The Role of Ionization in Thermal Transport of Solid Polyelectrolytes

TL;DR

This study uses molecular dynamics simulations to reveal that ionization enhances the thermal conductivity of solid polyelectrolytes by shifting Lennard-Jones interactions to the repulsive regime, with pressure further improving transport.

Contribution

It uncovers the mechanism by which ionization and pressure increase thermal conductivity in solid polyelectrolytes, emphasizing the role of Lennard-Jones interactions over Coulombic forces.

Findings

Thermal conductivity of PAA increases with ionization strength.

Coulombic interactions indirectly enhance thermal transport via LJ interactions.

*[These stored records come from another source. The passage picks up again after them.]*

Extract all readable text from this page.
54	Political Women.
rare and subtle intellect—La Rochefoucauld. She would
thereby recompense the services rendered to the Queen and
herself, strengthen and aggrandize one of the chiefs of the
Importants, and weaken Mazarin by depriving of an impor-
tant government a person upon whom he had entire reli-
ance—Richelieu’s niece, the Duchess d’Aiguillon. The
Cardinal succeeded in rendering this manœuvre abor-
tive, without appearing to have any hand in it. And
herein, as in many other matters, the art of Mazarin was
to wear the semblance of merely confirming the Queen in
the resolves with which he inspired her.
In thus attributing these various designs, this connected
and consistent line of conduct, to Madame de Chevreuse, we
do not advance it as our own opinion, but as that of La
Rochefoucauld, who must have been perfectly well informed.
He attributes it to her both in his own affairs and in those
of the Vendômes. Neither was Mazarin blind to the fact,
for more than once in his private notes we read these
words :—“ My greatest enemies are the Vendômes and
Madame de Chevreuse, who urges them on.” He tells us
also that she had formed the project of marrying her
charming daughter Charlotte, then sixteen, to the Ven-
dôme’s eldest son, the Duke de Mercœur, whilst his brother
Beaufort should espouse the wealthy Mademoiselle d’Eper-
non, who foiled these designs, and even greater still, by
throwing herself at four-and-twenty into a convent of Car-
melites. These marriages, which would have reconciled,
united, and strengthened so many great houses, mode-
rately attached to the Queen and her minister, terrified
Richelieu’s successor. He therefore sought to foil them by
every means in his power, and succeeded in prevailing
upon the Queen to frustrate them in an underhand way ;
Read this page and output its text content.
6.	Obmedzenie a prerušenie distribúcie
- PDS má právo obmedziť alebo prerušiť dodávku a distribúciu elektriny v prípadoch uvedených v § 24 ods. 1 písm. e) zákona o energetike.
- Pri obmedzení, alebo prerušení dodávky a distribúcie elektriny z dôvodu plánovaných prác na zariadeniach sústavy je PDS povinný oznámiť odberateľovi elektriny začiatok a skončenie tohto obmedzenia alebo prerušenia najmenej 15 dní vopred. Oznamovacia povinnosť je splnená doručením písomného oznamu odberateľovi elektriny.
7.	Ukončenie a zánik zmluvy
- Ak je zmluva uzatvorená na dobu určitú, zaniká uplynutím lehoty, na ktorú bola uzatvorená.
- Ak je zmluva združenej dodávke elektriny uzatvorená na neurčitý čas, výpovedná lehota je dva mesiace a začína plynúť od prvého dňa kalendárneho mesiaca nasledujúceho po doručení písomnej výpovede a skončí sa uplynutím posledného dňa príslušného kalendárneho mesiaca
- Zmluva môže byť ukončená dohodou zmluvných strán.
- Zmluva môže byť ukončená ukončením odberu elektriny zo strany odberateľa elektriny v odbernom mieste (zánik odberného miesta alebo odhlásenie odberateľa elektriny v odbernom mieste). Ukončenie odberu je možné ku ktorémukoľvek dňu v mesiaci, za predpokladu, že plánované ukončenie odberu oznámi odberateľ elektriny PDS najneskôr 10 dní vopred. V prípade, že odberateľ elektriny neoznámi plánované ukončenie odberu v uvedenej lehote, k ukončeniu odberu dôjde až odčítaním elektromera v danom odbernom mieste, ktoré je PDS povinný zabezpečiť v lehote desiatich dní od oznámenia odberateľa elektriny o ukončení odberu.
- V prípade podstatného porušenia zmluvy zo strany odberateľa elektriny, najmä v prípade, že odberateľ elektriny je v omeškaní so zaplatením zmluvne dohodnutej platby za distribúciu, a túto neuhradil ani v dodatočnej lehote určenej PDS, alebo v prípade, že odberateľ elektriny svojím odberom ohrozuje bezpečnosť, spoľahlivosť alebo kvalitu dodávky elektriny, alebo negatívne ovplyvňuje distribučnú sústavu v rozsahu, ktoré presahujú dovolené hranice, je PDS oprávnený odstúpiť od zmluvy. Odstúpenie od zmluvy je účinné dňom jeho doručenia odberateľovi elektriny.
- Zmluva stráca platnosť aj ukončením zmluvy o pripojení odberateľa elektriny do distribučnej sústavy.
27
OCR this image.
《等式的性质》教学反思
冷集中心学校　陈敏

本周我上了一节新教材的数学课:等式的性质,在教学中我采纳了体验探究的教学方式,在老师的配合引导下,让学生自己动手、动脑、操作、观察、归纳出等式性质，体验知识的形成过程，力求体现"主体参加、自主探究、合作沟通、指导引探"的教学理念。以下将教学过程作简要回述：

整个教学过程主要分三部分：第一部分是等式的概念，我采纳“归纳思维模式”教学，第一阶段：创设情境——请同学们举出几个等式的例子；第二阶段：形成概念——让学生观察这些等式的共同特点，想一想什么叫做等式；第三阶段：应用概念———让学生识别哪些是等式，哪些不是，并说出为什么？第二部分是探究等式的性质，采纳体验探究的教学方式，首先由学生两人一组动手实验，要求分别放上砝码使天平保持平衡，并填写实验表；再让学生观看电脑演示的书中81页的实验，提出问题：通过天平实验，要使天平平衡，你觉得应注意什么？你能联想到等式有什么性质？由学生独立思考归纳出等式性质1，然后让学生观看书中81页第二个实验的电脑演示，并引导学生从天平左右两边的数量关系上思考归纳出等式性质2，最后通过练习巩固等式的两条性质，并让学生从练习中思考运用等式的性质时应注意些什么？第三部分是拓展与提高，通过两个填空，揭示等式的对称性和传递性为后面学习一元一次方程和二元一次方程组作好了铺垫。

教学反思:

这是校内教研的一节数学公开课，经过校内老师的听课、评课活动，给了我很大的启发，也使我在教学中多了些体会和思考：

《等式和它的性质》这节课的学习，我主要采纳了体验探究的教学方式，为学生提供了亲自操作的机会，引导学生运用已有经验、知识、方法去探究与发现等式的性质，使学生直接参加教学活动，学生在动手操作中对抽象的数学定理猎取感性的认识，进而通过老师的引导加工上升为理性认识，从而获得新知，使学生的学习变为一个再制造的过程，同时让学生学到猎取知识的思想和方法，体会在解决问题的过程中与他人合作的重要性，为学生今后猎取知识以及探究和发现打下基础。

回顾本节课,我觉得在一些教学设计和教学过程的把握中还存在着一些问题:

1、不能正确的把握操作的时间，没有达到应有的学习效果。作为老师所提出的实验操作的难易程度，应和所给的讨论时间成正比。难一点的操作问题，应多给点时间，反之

High pressure further boosts thermal conductivity, reaching 1.09 W/m.K at 11.2 GPa.

Abstract

Amorphous polymers are known as thermal insulators, increasing their thermal conductivities have not been guided by fully understood physics. In this work, we use molecular dynamics simulations to study the thermal transport mechanism of solid polyelectrolytes, poly(acrylic acid) (PAA) and its ionized forms. The thermal conductivity of PAA increases monotonically with the ionization strength. Although stronger ionization induces larger Coulombic interactions, the Coulombic interaction does not directly contribute to the thermal conductivity enhancement. Instead, it enhances thermal transport through the Lennard-Jones (LJ) interaction. The strong Coulombic force between the counterion and the ionized carboxylic group shifts the LJ force to the stronger LJ repulsive regime, which is mainly responsible for the improved thermal conductivity. Applying a high pressure can further reduce the inter-atomic distance and trigger the thermal transport through the LJ interaction. A thermal conductivity of 1.09 W/m.K can be achieved at 11.2 GPa in an ionized PAA.